Delgada y elegante, con una estructura física apropiadamente mediana para haber podido impulsarse por encima de las tablas hacia cualquier complejo movimiento en el aire, el talento de Josefina Conde fue apreciado desde que era una niña por grandes maestros del ballet que pasaron por La Habana. De la escuela de Fernando Alonso, creador y director del Ballet Nacional de Cuba –y maestro de la prima ballerina cubana Alicia Alonso–, esa destreza tuvo siempre buena estrella.

Sin colgar las zapatillas que quizá pudieron haber pisado muchos más escenarios, por distintas circunstancias, Josefina Conde se dedicó a enseñar ese arte con mucha pasión, al punto de armar y dirigir el extinto ballet del Teatro Teresa Carreño, su mayor logro en Venezuela, tras haber partido de Cuba en medio de la ilusión de un pronto regreso que nunca sucedió. Es la que sigue su historia, la que hubiera podido contar en otra parte, si el destino no la hubiera desviado a tenerla entre nosotros. No por no ser muy alto, uno siempre cabe en todas partes.

Quisiera que me hablara de usted, de su vida en Cuba, de sus recuerdos.

Mi nombre de soltera es Josefina Conde, de casada soy de Fernández Concheso. Nací en La Habana, el 27 de octubre de 1939. Soy hija de padre cubano y de madre colombiana, curiosamente también exilada de Colombia, porque mi abuelo, Alberto García Benítez, era del Partido Conservador de Colombia y cuando se produjo la pugna entre Liberales y Conservadores, empezando los años 20, mi abuelo era Embajador en Cuba, de modo que se tuvo que quedarse en la isla y no pudo volver a Colombia. Es por eso mis padres se conocieron en Cuba.
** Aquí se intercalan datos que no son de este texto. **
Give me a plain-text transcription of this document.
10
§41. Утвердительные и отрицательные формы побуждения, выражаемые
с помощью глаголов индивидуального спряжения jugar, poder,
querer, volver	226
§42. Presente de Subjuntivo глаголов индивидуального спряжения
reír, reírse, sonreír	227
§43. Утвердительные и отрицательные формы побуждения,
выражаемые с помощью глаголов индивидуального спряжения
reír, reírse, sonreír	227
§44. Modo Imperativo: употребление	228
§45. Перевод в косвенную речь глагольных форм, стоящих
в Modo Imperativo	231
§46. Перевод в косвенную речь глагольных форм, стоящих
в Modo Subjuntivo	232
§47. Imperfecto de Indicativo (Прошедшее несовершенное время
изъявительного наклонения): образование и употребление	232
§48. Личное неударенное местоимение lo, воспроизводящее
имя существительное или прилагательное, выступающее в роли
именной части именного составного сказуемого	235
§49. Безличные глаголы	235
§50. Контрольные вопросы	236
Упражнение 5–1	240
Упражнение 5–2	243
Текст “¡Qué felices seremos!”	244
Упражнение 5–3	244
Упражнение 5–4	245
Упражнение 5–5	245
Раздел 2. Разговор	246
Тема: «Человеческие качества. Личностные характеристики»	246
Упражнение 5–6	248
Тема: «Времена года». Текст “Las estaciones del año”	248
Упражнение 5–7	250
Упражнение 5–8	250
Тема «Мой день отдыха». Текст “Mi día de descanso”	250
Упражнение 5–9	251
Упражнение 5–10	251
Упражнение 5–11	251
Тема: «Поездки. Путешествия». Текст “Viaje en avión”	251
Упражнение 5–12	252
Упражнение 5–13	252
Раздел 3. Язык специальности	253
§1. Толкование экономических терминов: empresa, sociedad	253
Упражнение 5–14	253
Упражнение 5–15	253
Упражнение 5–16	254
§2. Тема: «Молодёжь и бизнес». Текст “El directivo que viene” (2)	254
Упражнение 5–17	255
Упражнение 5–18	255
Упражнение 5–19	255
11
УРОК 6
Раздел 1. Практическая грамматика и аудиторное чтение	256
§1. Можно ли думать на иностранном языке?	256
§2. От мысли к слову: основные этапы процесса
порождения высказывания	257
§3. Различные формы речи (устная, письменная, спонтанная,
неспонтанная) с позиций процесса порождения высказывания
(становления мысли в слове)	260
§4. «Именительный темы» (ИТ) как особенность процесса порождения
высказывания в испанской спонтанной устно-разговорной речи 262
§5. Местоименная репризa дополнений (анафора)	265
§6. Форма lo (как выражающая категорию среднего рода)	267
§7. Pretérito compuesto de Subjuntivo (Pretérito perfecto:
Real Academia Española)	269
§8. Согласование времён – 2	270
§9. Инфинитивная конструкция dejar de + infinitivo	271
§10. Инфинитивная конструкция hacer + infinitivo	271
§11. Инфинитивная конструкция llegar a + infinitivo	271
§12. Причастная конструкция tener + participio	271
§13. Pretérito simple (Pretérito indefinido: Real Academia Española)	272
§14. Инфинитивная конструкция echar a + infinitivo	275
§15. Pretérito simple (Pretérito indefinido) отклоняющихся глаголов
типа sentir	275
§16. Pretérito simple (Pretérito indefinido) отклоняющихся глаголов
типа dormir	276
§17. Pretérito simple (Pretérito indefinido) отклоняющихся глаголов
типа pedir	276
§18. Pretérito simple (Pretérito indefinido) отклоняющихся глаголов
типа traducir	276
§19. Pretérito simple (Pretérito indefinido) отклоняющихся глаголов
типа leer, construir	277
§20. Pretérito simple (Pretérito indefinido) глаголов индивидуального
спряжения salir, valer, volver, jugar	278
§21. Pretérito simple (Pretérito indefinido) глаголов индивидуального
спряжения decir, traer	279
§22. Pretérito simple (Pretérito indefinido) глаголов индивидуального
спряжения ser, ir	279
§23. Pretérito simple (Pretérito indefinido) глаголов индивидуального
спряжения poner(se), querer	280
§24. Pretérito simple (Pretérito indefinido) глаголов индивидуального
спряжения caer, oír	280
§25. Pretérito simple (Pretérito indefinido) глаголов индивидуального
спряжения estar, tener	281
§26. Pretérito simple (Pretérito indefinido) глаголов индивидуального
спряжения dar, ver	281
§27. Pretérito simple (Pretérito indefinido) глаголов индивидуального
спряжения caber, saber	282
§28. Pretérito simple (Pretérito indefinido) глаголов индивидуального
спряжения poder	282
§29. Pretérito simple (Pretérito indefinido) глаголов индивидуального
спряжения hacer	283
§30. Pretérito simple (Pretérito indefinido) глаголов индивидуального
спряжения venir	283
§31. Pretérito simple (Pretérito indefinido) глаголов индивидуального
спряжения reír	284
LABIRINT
¿Cómo fueron sus primeros años de infancia?

Tuve una infancia con un hogar bellísimo, con unos padres extraordinarios. Salí a estudiar a Estados Unidos muy jovencita. En Cuba había mucho vínculo con los Estados Unidos y la mayoría de las personas de clase media y cierto nivel cultural, iban a estudiar a ese país.

Comencé a estudiar ballet y desde un principio me encantó. Tenía siete años y los profesores vieron que yo tenía cierto talento. El maestro Michel Fokine, uno de los grandes bailarines salidos de Rusia a principios del siglo XX y que en una gira por toda América decide quedarse en Cuba, fue a la academia donde estudié, me vio y le dijo a mi mamá que quería llevarme para Nueva York. Desde luego mis padres no quisieron, pero seguí tomando clases de ballet en La Habana de una manera muy informal antes de irme a Estados Unidos a hacer el bachillerato. Me gradué y regresé a Cuba, y retomé el ballet y mi profesora, Anna Leontieva, consideró que debía ir al Ballet Nacional de Cuba para que me hicieran una audición. En aquella época a estudiar ballet era un anatema completamente, era prácticamente como dedicarse a la vida alegre, todo un sacrilegio. Mis padres eran muy conservadores, pero al final accedieron y me llevaron a tomar clases. Estuve tomando clases con Fernando Alonso, el esposo de Alicia Alonso, quien de verdad formó a Alicia Alonso, y quien fue el fundador de lo que fue el Ballet de Cuba, una de las compañías más importantes del mundo.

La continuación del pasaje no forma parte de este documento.